Tecnologia

O fabricante brasileiro de mísseis que você não conhecia

“Quer um café?”, convida Wagner Campos do Amaral quando entro em sua sala. Com a caneca branca a tiracolo, me guia até a copa. Um bigode preto estampado na borda da caneca se sobrepõe ao seu, amarelado, a cada gole. Adereço divertido que o veste como um disfarce, ocultando a mente focada em projéteis de alta destruição. O engenheiro de 57 anos é fabricante de mísseis, armas mortíferas que nem precisam de comando: sua programação é tão refinada que eles perseguem sozinhos o alvo a exterminar.

Quando Wagner entrou para essa indústria, na década de 1980, o Brasil ainda não tinha conseguido fabricar nenhum armamento inteligente. Hoje, estamos entre as potências do mundo que dominam essa tecnologia – e a quantidade de mísseis do nosso arsenal é segredo de Estado. Divulgar um número como esse pode colocar em risco a segurança do País inteiro, nos deixando declaradamente vulneráveis frente a nações com maior poder de fogo. Nos limitamos a saber que a Odebrecht, que agora ataca no mercado de guerra, produz até cinco mísseis por mês. O know-how veio com a compra da Mectron, em 2011, empresa especializada em tecnologia aeroespacial. Foi fundada por Wagner e mais quatro sócios-engenheiros: Rogério Salvador, Azhaury Cunha, Carlos Alberto Carvalho, que assumiram cargos de direção na nova empresa, além de Ricardo Zanetta.

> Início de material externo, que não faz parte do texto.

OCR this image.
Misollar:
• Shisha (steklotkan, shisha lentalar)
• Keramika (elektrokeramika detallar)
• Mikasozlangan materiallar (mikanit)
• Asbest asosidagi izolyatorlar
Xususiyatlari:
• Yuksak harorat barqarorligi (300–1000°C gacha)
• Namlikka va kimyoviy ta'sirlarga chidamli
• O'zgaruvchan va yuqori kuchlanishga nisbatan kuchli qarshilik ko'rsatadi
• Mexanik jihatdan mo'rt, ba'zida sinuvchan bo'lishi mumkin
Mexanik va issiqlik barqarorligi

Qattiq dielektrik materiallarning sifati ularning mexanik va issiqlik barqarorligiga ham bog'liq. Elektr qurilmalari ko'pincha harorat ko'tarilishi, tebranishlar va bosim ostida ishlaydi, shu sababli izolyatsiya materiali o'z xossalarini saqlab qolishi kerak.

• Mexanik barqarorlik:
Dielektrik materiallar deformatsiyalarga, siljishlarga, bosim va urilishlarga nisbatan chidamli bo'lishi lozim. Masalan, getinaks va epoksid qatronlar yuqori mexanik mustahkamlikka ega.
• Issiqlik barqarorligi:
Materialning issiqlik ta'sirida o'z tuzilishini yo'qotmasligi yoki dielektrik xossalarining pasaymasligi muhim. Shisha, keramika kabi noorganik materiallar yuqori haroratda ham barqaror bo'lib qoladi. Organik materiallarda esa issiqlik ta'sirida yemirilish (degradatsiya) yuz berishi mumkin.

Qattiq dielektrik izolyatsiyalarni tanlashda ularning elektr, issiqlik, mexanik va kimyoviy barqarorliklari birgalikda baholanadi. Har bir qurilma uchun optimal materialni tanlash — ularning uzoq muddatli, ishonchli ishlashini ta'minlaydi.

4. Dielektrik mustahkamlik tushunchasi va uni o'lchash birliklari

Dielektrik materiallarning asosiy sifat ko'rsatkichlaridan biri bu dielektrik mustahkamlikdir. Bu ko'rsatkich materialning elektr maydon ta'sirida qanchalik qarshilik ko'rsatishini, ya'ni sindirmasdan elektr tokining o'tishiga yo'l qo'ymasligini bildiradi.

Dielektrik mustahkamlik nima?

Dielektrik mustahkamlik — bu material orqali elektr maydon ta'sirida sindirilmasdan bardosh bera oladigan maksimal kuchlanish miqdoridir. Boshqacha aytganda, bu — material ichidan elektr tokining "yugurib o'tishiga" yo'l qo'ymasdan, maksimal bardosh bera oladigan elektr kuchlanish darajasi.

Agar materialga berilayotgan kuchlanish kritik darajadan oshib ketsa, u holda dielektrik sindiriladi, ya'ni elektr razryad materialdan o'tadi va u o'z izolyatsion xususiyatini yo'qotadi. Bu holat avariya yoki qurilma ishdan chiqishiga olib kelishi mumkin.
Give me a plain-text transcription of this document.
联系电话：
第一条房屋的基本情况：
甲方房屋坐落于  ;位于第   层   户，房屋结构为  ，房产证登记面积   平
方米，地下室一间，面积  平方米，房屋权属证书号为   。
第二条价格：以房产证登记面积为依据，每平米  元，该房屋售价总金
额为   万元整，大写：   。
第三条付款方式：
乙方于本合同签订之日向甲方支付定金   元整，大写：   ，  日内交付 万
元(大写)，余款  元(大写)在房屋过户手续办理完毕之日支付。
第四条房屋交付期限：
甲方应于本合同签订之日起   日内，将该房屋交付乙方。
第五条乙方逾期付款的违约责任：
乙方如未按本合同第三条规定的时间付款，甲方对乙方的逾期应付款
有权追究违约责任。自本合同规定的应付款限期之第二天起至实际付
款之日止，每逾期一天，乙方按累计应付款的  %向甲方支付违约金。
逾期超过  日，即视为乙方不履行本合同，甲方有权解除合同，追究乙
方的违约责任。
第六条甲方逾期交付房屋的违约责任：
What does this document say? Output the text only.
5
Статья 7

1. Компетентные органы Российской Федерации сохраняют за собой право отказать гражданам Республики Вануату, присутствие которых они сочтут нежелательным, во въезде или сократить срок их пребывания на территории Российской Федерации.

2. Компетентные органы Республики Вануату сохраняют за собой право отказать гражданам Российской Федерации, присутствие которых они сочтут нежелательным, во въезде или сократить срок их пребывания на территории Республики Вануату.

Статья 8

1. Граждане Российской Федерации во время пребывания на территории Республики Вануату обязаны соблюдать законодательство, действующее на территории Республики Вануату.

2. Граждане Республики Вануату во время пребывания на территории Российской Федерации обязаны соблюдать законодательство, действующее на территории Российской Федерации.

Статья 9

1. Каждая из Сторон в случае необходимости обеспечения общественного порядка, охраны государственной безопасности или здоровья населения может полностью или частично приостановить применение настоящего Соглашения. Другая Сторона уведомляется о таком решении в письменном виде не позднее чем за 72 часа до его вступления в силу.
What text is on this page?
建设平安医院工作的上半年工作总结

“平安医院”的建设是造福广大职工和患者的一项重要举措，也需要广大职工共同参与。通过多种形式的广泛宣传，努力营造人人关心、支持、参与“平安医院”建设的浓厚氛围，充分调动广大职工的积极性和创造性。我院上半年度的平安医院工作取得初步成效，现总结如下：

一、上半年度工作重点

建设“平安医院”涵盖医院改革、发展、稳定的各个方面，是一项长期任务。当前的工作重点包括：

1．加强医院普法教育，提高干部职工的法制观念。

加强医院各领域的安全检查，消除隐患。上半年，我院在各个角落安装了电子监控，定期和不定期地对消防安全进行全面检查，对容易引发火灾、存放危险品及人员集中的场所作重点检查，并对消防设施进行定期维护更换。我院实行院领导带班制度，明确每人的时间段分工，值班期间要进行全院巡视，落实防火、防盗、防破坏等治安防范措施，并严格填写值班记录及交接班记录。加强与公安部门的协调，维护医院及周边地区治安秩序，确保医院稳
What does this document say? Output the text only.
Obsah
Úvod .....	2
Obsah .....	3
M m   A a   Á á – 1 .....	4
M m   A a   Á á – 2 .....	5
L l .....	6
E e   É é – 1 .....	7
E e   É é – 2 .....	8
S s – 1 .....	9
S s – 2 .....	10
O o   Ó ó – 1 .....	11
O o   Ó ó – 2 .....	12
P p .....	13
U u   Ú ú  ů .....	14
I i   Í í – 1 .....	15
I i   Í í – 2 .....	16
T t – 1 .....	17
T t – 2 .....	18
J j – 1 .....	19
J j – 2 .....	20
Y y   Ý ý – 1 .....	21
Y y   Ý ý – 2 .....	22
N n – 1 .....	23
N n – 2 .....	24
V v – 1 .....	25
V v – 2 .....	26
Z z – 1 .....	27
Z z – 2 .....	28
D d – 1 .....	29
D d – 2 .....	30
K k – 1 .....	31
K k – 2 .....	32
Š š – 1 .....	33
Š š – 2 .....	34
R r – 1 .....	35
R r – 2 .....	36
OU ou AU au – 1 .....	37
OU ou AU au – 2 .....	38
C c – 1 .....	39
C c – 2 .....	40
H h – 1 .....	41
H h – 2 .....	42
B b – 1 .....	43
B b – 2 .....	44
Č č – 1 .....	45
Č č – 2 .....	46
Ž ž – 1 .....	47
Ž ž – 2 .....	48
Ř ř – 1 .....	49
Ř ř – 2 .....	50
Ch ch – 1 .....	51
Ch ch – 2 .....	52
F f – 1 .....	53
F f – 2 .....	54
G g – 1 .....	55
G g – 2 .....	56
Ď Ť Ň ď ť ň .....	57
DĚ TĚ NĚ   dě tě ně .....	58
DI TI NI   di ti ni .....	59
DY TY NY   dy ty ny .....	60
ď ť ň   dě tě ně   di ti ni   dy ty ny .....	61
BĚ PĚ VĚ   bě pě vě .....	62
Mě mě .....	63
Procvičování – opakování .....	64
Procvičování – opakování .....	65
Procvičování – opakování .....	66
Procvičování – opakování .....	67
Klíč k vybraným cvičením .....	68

Falar de números é perigoso, mas se exibir com os avanços é negócio. Posiciona o Brasil como gerador de inovação e nos torna competitivos num mercado em que conhecimento, de fato, é poder. Apesar de não sermos um país de guerra, o mundo está de olho nos nossos armamentos. Exportamos para o Paquistão desde 2008. E não para por aí. “Temos outros países interessados, em negociação”, adianta André Paraná, diretor de comunicação da Odebrecht Defesa e Tecnologia.

Para a exposição de novas criações e ideias, no entanto, é preciso ser cauteloso. Notícias criam pressão e não conseguir entregar a tecnologia prometida dentro do prazo faz a credibilidade afundar. De quebra, o spoiler ainda ajuda o inimigo. “Se a gente dá bandeira antes da hora, corre o risco de ser copiado por alguém mais ágil e termina sendo passado para trás”, alerta. Já aconteceu, inclusive. Os Estados Unidos lançaram uma bomba com base numa tecnologia divulgada pela Mectron numa feira, e que a empresa não deu conta de desenvolver. Por isso, Wagner Amaral prefere assumir um “perfil baixo”, como ele mesmo define, e ser o mais discreto possível em relação aos projetos que desenvolve.

Matemática da destruição

Entre 2013 e 2014, 5 mil mísseis cortaram os céus paquistaneses determinados a destruir seus alvos, marcados em solo afegão. Uma chuva mortal que matou talibãs, além de homens, mulheres e crianças que calharam de estar no caminho. A tensão entre os dois países se intensificou quando foi declarada a Guerra do Afeganistão, em 2001, após o ataque às Torres Gêmeas. O Paquistão passou a ser um aliado dos Estados Unidos na luta que exigia a cabeça de Osama Bin Laden. No final de 2008, a Mectron passou a fornecer mísseis para as tropas paquistanesas. Foram vendidos cem mísseis antirradiação de uma vez, por mais de US$ 100 milhões. No ano seguinte, já se negociava a venda de mais uma fornada, dessa vez de mísseis MAA-1B, para combate entre aeronaves. Não faltam cláusulas que exigem sigilo.

O míssil antirradiação encomendado foi o MAR-1. A arma tem a função de destruir os radares inimigos, permitindo que as aeronaves de guerra entrem no território sem serem percebidas. São 90 quilos de explosivo, que liberam centenas de esferas de aço ao identificar seu alvo. A empresa também produz mísseis de quinta geração, como o A-Darter, desenvolvido em parceria com a África do Sul. Ele é capaz de realizar manobras extremas em sua corrida contra caças supersônicos, três vezes mais velozes que o som. Também sabem diferenciar aeronaves inimigas de iscas, que são como bolas de fogo lançadas para despistar os mísseis.

Mas um dos projetos que mais garante visibilidade ao Brasil, hoje, é o submarino nuclear, movido a um reator de urânio. A tecnologia permite que a embarcação não precise subir até a superfície para oxigenar o motor, momento em que fica vulnerável. O submarino está previsto para 2025 e, quando ficar pronto, vai incluir o Brasil na elite de potências navais que produziram submarinos desse tipo, junto com Estados Unidos, Rússia, Reino Unido, França, China e Índia.